Lalu pak Johan menarik tanganku dan menengai perdebatanku dengan lelaki itu. Ternyata tanpa disangka-sangka lelaki yang ku kira tukang ojek itu adalah anak Bibi Asih. Yang bernama Awan Aku merasa tidak enak karena telah mencacinya sesuka hatiku. Aku mencoba meminta maaf tetapi lelaki itu tidak memaafku. Dia masih saja berkeras kepala walaupun sudah dibujuk Bibi Asih.
            “bagaimana ,Bi ?” tanyaku polos kepada Bibi Asih.
Bibi hanya menjawab dengan senyuman simpul lalu mencoba mengalihkan pembicaraan dan menenangkanku.

            Mentari malu-malu menampakkan sinar emasnya. Angin tak segan menghampiri. Langkahku semakin cepat menapaki lantai dirumah Bibi Asih . Canda tawa burung-burungpun ikut membaur dengan suasana yang apik itu. Tiba-tiba sorot mataku tertuju pada sesosok yang tengah bersantai di beranda rumah itu. Ternyata sesosok itu adalah Awan, saat melihat diriku ia memberanikan diri untunk bangkit dari persinggahannya dan pergi menjauhiku.
            “kamu mau kemana ?” tanyaku kepada Awan. Tetapi dia tak menjawab sepatah kata apapun. Ku dibuatnya malu dihadapannya.
            “hey, muka tembok !” ucapku jujur padanya sambil kebekap erat mulutku.
            “hey, cewek belagu’, tidak pernah diajarkan sopan santun ya kamu ?” bentaknya.
            “Awan ! jangan kurang ajar atu sama non Alona. Ibu tidak suka” ucap Bibi Asih padanya.
            “ya maaf atu bu. tapi dia kurang ajar sama saya” kata Awan padaku.
            “sekarang minta maaf  !“ bentak Bibi.

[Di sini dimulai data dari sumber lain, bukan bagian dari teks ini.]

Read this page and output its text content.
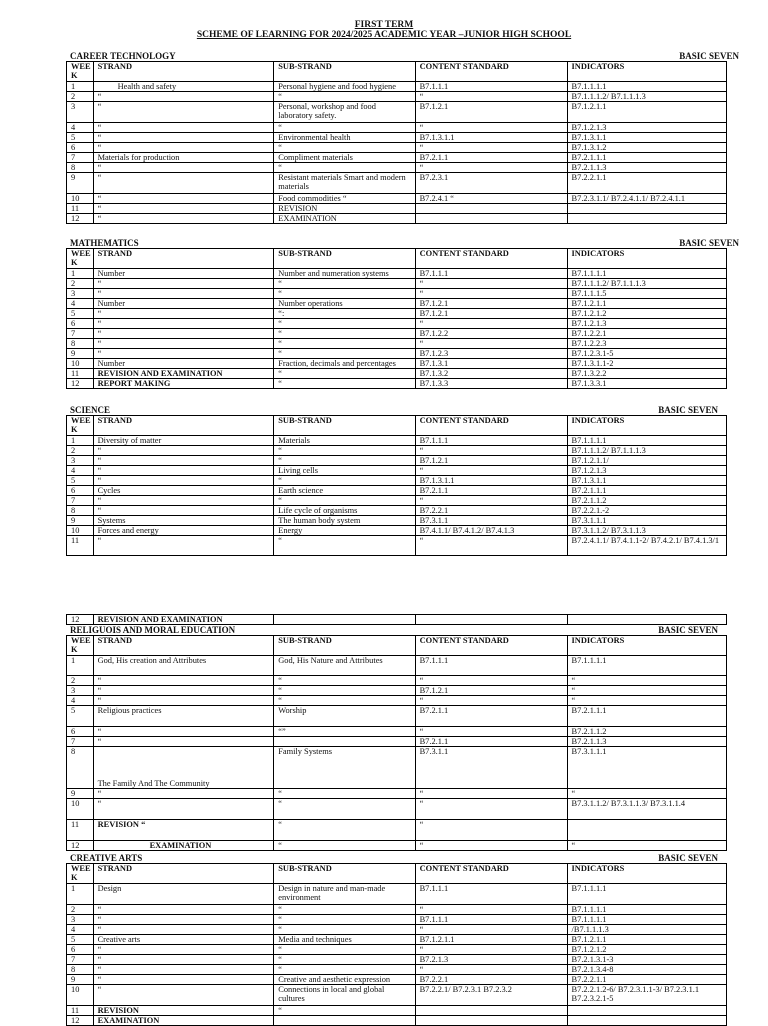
FIRST TERM
SCHEME OF LEARNING FOR 2024/2025 ACADEMIC YEAR –JUNIOR HIGH SCHOOL
CAREER TECHNOLOGY	BASIC SEVEN
WEE K	STRAND	SUB-STRAND	CONTENT STANDARD	INDICATORS
1	Health and safety	Personal hygiene and food hygiene	B7.1.1.1	B7.1.1.1.1
2	“	“	“	B7.1.1.1.2/ B7.1.1.1.3
3	“	Personal, workshop and food laboratory safety.	B7.1.2.1	B7.1.2.1.1
4	“	“	“	B7.1.2.1.3
5	“	Environmental health	B7.1.3.1.1	B7.1.3.1.1
6	“	“	“	B7.1.3.1.2
7	Materials for production	Compliment materials	B7.2.1.1	B7.2.1.1.1
8	“	“	“	B7.2.1.1.3
9	“	Resistant materials Smart and modern materials	B7.2.3.1	B7.2.2.1.1
10	“	Food commodities “	B7.2.4.1 “	B7.2.3.1.1/ B7.2.4.1.1/ B7.2.4.1.1
11	“	REVISION		
12	“	EXAMINATION		
MATHEMATICS	BASIC SEVEN
WEE K	STRAND	SUB-STRAND	CONTENT STANDARD	INDICATORS
1	Number	Number and numeration systems	B7.1.1.1	B7.1.1.1.1
2	“	“	“	B7.1.1.1.2/ B7.1.1.1.3
3	“	“	“	B7.1.1.1.5
4	Number	Number operations	B7.1.2.1	B7.1.2.1.1
5	“	“:	B7.1.2.1	B7.1.2.1.2
6	“	“	“	B7.1.2.1.3
7	“	“	B7.1.2.2	B7.1.2.2.1
8	“	“	“	B7.1.2.2.3
9	“	“	B7.1.2.3	B7.1.2.3.1-5
10	Number	Fraction, decimals and percentages	B7.1.3.1	B7.1.3.1.1-2
11	REVISION AND EXAMINATION	“	B7.1.3.2	B7.1.3.2.2
12	REPORT MAKING	“	B7.1.3.3	B7.1.3.3.1
SCIENCE	BASIC SEVEN
WEE K	STRAND	SUB-STRAND	CONTENT STANDARD	INDICATORS
1	Diversity of matter	Materials	B7.1.1.1	B7.1.1.1.1
2	“	“	“	B7.1.1.1.2/ B7.1.1.1.3
3	“	“	B7.1.2.1	B7.1.2.1.1/
4	“	Living cells	“	B7.1.2.1.3
5	“	“	B7.1.3.1.1	B7.1.3.1.1
6	Cycles	Earth science	B7.2.1.1	B7.2.1.1.1
7	“	“	“	B7.2.1.1.2
8	“	Life cycle of organisms	B7.2.2.1	B7.2.2.1.-2
9	Systems	The human body system	B7.3.1.1	B7.3.1.1.1
10	Forces and energy	Energy	B7.4.1.1/ B7.4.1.2/ B7.4.1.3	B7.3.1.1.2/ B7.3.1.1.3
11	“	“	“	B7.2.4.1.1/ B7.4.1.1-2/ B7.4.2.1/ B7.4.1.3/1
12	REVISION AND EXAMINATION			
RELIGUOIS AND MORAL EDUCATION	BASIC SEVEN
WEE K	STRAND	SUB-STRAND	CONTENT STANDARD	INDICATORS
1	God, His creation and Attributes	God, His Nature and Attributes	B7.1.1.1	B7.1.1.1.1
2	“	“	“	“
3	“	“	B7.1.2.1	“
4	“	“	“	“
5	Religious practices	Worship	B7.2.1.1	B7.2.1.1.1
6	“	“”	“	B7.2.1.1.2
7	“		B7.2.1.1	B7.2.1.1.3
8	The Family And The Community	Family Systems	B7.3.1.1	B7.3.1.1.1
9	“	“	“	“
10	“	“	“	B7.3.1.1.2/ B7.3.1.1.3/ B7.3.1.1.4
11	REVISION “	“	“	
12	EXAMINATION	“	“	“
CREATIVE ARTS	BASIC SEVEN
WEE K	STRAND	SUB-STRAND	CONTENT STANDARD	INDICATORS
1	Design	Design in nature and man-made environment	B7.1.1.1	B7.1.1.1.1
2	“	“	“	B7.1.1.1.1
3	“	“	B7.1.1.1	B7.1.1.1.1
4	“	“	“	/B7.1.1.1.3
5	Creative arts	Media and techniques	B7.1.2.1.1	B7.1.2.1.1
6	“	“	“	B7.1.2.1.2
7	“	“	B7.2.1.3	B7.2.1.3.1-3
8	“	“	“	B7.2.1.3.4-8
9	“	Creative and aesthetic expression	B7.2.2.1	B7.2.2.1.1
10	“	Connections in local and global cultures	B7.2.2.1/ B7.2.3.1 B7.2.3.2	B7.2.2.1.2-6/ B7.2.3.1.1-3/ B7.2.3.1.1 B7.2.3.2.1-5
11	REVISION	“		
12	EXAMINATION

Dia menjabatkan tangannya kearahku tanda perdamaian. Aku tak tahu apa dia tulus berbaikan denganku atau hanya bermanis-manis saja didepan ibunya. Sesuai permintaan Bibi Asih, dia mengajakku pergi untuk melaut. Sepanjang perjalan ke pantai tak terucap sepatah kata apapun dari mulutnya. Hanya mulutku saja yang terus-terusan bertutur kata padanya. Layaknya seperti tong kosong yang nyaring bunyinya. Hingga emosinya memuncak mendengar ucapanku yang tak ada gunanya.
            “lebih baik kamu diam atau kamu pergi dari hadapanku ! ucapanya dengan nada membentak.
Mendengar perkataannya yang sekasar itu. Bola mataku mulai berkaca-kaca aku tak kuasa menahannya lalu aku memutuskan untuk pergi menjauh darinya. Aku mencoba mencari tempat yang tinggi untuk meluapakan segala emosiku ini dan mataku masih tetap mengalir bahkan semakin deras. Aku berteriak sekuat tenagaku tapi tak ada seseorangpun yang mendengar teriakanku kecuali ombak dan burung – burung yang berkicau. tubuhku mulai tidak seimbang , tiba – tiba  “brooooookkkkkkkkkkkk …”
Aku terjatuh, tanganku meraih sebuah ranting pohon yang bergantungan dipinggir lereng. Tetapi perlahan-lahan ranting itu mulai keropos tak ada seseorangpun yang mendengarku kecuali Awan. Dia menarik erat tanganku dan membopongku pulang kerumahnya.

Tanpa kusadari hari sudah pagi dan ternyata Awan semalam suntuk menjagaku. Dia rela tidur dikursi agar saat aku membutuhkan pertolongan dia bisa sigap menolongku. Aku mulai merasa ada yang spesial di dirinya. Hatiku serasa tak karuan saat bersamanya. Sudah 3 hari aku dirawatnya dan hubunganku dengannya makin membaik bahkan dia memberanikan diri untuk meminangku menjadi kekasihnya.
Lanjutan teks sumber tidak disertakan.